Use the ggplot2 package to produce boxplots to compare the length of stage of men vs. women for each of the DRG categories indicating complication status. You should produce a plot similar to Figure 5.13. Offer interpretation.
# scatterplot of LOS vs. AGE
ggplot(heartatk4R, aes(x = DRG, y = AGE)) + geom_point()
# scatterplot of LOS vs. AGE, divided by SEX
ggplot(heartatk4R, aes(x = DRG, y = AGE)) + geom_point() + facet_grid(SEX ~ .)
# scatterplot colored by DIED
ggplot(heartatk4R, aes(x = AGE, y = LOS, color = DIED)) + geom_point() + facet_grid(SEX ~ .)

Here we only show the figure for third code. Note that ggplot(heartatk4R, aes(x = DRG, y = AGE)) + geom_point() + facet_grid(SEX ~ .) generates multiple scatterplots of LOS ~ AGE according to different values of SEX, while color = DIED will add these two color-coded scatter plots into the same figure.

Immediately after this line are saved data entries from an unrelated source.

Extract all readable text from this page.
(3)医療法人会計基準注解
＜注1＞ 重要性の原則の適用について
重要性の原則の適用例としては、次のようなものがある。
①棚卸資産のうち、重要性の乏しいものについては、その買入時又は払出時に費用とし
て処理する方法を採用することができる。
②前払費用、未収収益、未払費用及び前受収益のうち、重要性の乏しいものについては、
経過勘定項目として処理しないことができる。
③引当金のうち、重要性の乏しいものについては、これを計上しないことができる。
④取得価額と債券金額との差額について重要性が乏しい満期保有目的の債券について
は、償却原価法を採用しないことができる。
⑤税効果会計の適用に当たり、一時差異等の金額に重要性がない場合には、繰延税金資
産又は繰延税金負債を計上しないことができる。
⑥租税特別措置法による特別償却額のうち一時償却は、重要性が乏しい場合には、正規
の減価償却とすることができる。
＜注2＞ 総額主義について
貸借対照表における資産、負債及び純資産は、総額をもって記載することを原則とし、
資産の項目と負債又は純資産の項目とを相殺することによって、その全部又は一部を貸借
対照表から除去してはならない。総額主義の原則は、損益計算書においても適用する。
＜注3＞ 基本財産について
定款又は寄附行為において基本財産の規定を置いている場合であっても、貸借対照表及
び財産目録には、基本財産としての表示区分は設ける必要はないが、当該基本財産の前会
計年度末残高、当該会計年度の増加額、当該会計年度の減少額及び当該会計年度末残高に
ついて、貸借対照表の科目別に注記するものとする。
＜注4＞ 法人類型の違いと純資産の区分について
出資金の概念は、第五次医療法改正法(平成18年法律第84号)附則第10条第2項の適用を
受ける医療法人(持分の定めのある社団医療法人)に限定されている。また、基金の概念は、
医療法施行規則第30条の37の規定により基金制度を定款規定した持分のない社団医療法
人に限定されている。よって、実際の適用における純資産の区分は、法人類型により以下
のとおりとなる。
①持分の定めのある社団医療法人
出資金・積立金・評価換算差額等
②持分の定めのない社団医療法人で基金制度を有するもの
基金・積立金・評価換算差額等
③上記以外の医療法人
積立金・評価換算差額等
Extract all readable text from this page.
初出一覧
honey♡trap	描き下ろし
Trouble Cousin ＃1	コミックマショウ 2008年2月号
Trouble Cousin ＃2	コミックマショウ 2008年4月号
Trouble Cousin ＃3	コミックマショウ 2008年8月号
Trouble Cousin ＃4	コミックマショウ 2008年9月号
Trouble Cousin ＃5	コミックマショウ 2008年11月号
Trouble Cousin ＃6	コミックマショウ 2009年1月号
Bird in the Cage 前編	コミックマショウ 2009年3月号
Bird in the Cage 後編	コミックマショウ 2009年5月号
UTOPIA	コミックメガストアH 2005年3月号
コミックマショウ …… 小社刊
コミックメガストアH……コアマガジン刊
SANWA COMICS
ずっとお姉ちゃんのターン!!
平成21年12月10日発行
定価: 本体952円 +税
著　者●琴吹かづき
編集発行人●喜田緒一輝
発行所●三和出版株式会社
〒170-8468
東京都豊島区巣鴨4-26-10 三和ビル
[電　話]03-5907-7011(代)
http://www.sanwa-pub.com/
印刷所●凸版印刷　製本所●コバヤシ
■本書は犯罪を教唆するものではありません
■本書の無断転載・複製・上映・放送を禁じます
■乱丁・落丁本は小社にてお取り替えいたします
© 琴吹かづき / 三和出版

Figure 5.14 seems to suggest that the positive association between AGE and LOS is noticeable in patients who did not die in hospital, regardless of sex. This is a statistician’s language. Try this instead that could be understood by both the statistician and his/her grandmother. Older patients tend to stay longer in the hospital after surviving a heart attack. This is true for both men and women.

Another way to visualize complex correlation is bubble plot. Bubble plot is an extension of scatter plot. It uses an additional dimension of data to determine the size of the symbols. Interesting video using bubble plot: http://youtu.be/jbkSRLYSojo

y <- x[sample(1:12844, 200), ]   # randomly sample 200 patients
plot(y$AGE, y$LOS, cex = y$CHARGES / 6000, col = rainbow(2)[y$SEX], xlab = "AGE", ylab = "LOS")
legend("topleft", levels(y\$SEX), col = rainbow(2), pch = 1)

Figure 5.15 is a busy plot. Female patients are shown in red while males in blue. Size of the plot is proportional to charges. So on this plot we are visualizing 4 columns of data!

Other common methods we can use to detect complex correlations and structures include principal component analysis (PCA), Multidimensional scaling (MDS), hierarchical clustering etc.

All of these techniques we introduced so far enable us to LEARN about your dataset without any of priori hypothesis, ideas, and judgments. Many companies claim that they want to know their customers first as individuals and then do business. Same thing applies to data mining. You need to know you dataset as it is before making predictions, classifications etc.

You should also INTERACT with your data by asking questions based on domain knowledge and common sense. Generates lots and lots of plots to support or reject hypothesis you may have. I demonstrated this by using the heart attack dataset in the last few pages. You should do the same thing when you have a new dataset. Sometimes, the thing that you discovered is more important than the initial objectives.

1. Velleman, P. F.; Data Description Inc. ActivStats, 2000-2001 release.; A.W. Longman,: Glenview, IL, 2001.